= Pono (word) =

Hawaiian word commonly rendered as "righteousness"

Pono (/haw/) is a Hawaiian word commonly rendered as "righteousness". For instance, the Hawaii state motto: Ua Mau ke Ea o ka ʻĀina i ka Pono or "The sovereignty of the land is perpetuated in righteousness".

Pono is a notably polysemous term. Mary Kawena Pukui's and Samuel Hoyt Elbert's Hawaiian dictionary gives six meanings and 83 English translation equivalents.
1. nvs. Goodness, uprightness, morality, moral qualities, correct or proper procedure, excellence, well-being, prosperity, welfare, benefit, behalf, equity, sake, true condition or nature, duty; moral, fitting, proper, righteous, right, upright, just, virtuous, fair, beneficial, successful, in perfect order, accurate, correct, eased, relieved; should, ought, must, necessary.
2. vs. Completely, properly, rightly, well, exactly, carefully, satisfactorily, much (an intensifier).
3. n. Property, resources, assets, fortune, belongings, equipment, household goods, furniture, gear of any kind, possessions, accessories, necessities.
4. n. Use, purpose, plan.
5. n. Hope.
6. vs.
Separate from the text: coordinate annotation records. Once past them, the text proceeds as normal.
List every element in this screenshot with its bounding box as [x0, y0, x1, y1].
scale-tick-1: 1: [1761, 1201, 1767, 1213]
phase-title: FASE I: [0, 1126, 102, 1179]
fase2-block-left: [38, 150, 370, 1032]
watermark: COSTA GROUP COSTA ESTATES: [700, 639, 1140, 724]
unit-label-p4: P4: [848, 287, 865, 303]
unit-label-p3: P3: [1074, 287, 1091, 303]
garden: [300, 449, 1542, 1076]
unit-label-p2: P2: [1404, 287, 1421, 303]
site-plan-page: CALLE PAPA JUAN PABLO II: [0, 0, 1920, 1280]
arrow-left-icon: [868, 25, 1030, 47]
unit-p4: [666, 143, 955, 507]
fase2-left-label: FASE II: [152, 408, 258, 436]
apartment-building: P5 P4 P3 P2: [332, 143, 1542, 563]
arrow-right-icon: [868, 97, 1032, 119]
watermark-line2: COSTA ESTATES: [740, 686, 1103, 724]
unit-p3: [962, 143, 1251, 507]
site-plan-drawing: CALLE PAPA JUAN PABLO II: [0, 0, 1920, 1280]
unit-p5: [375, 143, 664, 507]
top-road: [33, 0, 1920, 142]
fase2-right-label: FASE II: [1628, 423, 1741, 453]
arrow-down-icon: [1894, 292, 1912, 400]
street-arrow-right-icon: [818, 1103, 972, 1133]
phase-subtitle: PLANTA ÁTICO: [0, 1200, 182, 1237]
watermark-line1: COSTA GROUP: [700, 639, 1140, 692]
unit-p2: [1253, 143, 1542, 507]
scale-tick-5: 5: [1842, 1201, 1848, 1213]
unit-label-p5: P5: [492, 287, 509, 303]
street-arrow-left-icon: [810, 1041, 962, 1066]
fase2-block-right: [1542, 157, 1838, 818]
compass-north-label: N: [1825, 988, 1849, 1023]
Careless, informal, improper, any kind of (preceding a stem).
Here are some examples of how pono can be used in different contexts:

- Mai pono hana ʻoe, akā e hana pono – Don’t work carelessly; instead, work carefully and correctly.
- Ponoʻai – To eat in any way or anything available; taking potluck.
- Ponohana – To work in any manner that suits oneself.
- Pononō i ka noho – Living in an unstructured or careless way; shiftless.
- Pono lole – Any kind of clothing, without specific selection.

The word has strong cultural and spiritual connotations of "a state of harmony or balance", and is the aim of the Hoʻoponopono practice. Pono is often used as in affirmative prayers, especially within Kanaka Maoli healing arts and the Hawaiian Sovereignty Movement.